我们提出了一种方法，可以用来解释具有不同分布的相同可观察值的两个数据集之间的协变量移位。这有助于提高在分布内样本（id）上训练的神经网络模型在未知标签的分布外样本（OODs）上推断宇宙学时的可泛化性。我们使用了骆驼的两个模拟套件，IllustrisTNG和SIMBA中的HI地图。我们考虑了两种不同的技术，即对抗方法和最优传输，以适应目标网络，其初始权重是在标记数据集上预训练的源网络的权重。结果表明，自适应后，源编码器和目标编码器提取的显著特征在嵌入空间中能够很好地对齐。这表明目标编码器通过对抗性训练和最优传输学习了目标域的表示。此外，在我们的分析中考虑的所有场景中，在适应阶段没有访问任何标签（\(\Omega _{\mathrm{m}}\)）的目标编码器能够从分布外映射中检索底层\(\Omega _{\mathrm{m}}\)，其准确度为\(R^{2}\)得分≥0.9，与在监督学习设置中训练的源编码器的性能相当。我们进一步测试了这些技术的可行性，当只有少数非分布实例可用于训练时，我们发现目标编码器仍然可以合理地恢复物质密度。我们的方法对于从即将到来的大规模调查中提取信息至关重要。

本文章由计算机程序翻译，如有差异，请以英文原文为准。

求助全文

约1分钟内获得全文求助全文

来源期刊

Astrophysics and Space Science 地学天文-天文与天体物理

CiteScore

3.40

自引率

5.30%

发文量

106

审稿时长

2-4 weeks

期刊介绍： Astrophysics and Space Science publishes original contributions and invited reviews covering the entire range of astronomy, astrophysics, astrophysical cosmology, planetary and space science and the astrophysical aspects of astrobiology.
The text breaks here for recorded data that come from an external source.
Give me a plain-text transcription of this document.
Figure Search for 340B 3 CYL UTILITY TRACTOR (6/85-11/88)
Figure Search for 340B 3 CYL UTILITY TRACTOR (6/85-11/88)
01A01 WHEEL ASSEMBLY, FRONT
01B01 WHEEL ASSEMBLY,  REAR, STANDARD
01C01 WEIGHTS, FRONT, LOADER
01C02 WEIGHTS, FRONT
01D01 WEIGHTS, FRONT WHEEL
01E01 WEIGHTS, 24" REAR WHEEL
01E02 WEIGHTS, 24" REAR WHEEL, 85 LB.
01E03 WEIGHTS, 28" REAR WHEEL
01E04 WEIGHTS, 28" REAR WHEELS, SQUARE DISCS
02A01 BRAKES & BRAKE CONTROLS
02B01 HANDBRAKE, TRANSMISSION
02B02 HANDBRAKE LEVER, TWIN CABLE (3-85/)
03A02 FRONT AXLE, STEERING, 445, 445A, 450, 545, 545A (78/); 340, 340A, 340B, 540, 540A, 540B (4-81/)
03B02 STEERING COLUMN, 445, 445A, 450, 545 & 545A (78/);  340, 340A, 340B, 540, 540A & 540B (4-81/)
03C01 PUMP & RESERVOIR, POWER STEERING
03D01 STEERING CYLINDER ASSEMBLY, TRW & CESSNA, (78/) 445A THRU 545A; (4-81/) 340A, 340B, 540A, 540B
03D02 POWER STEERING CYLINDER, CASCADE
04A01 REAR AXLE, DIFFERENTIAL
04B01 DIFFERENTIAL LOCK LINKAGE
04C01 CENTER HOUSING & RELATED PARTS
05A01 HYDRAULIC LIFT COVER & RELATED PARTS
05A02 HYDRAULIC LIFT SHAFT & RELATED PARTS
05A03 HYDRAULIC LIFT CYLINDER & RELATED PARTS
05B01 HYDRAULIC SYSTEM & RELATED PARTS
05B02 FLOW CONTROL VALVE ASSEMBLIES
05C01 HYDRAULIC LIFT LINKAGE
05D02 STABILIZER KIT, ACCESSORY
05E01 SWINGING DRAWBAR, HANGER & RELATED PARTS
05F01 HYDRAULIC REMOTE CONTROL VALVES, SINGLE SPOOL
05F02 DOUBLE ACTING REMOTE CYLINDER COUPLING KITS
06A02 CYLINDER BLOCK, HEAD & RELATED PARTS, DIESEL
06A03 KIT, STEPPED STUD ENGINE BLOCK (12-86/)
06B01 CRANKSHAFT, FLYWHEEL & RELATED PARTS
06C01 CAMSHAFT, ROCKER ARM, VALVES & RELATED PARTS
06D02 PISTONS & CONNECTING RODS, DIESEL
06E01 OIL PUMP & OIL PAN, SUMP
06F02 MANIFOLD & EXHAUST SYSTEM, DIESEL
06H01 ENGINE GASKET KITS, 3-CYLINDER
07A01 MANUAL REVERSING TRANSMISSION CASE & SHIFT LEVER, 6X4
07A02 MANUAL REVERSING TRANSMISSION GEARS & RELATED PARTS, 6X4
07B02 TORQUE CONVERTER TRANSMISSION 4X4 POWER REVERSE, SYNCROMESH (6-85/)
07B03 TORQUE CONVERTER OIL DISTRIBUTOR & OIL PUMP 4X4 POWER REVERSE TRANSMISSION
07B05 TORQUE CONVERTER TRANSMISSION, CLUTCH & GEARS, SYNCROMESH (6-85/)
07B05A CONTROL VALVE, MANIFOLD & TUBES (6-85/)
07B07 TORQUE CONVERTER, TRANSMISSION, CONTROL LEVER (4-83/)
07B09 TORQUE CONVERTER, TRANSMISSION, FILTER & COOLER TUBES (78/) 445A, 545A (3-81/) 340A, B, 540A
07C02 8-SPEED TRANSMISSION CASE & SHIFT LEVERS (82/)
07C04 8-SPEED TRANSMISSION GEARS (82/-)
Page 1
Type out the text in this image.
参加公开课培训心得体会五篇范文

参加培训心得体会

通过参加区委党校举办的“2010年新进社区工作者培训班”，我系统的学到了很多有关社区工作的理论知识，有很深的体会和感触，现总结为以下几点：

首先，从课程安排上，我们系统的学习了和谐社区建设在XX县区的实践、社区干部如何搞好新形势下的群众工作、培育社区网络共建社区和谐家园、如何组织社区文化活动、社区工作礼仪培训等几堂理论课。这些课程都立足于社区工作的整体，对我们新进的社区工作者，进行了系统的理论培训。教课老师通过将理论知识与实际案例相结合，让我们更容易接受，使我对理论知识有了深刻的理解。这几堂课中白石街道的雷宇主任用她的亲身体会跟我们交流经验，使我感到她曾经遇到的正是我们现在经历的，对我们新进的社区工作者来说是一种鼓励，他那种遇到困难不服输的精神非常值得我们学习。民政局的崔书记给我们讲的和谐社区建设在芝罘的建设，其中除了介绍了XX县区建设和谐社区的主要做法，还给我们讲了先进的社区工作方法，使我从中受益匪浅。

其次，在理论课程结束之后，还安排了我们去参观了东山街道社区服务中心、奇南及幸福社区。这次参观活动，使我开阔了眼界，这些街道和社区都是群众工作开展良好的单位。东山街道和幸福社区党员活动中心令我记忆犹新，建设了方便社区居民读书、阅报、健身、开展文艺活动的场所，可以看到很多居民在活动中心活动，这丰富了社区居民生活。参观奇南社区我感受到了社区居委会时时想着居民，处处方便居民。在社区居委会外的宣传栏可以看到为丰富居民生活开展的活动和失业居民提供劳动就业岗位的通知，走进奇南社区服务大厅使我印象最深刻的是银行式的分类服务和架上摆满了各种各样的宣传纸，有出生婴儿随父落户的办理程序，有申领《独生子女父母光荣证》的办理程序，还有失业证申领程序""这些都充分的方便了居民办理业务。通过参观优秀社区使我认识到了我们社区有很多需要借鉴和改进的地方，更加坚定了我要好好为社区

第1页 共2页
This includes both observational and theoretical research, the techniques of astronomical instrumentation and data analysis and astronomical space instrumentation. We particularly welcome papers in the general fields of high-energy astrophysics, astrophysical and astrochemical studies of the interstellar medium including star formation, planetary astrophysics, the formation and evolution of galaxies and the evolution of large scale structure in the Universe. Papers in mathematical physics or in general relativity which do not establish clear astrophysical applications will no longer be considered. The journal also publishes topically selected special issues in research fields of particular scientific interest. These consist of both invited reviews and original research papers. Conference proceedings will not be considered. All papers published in the journal are subject to thorough and strict peer-reviewing. Astrophysics and Space Science features short publication times after acceptance and colour printing free of charge.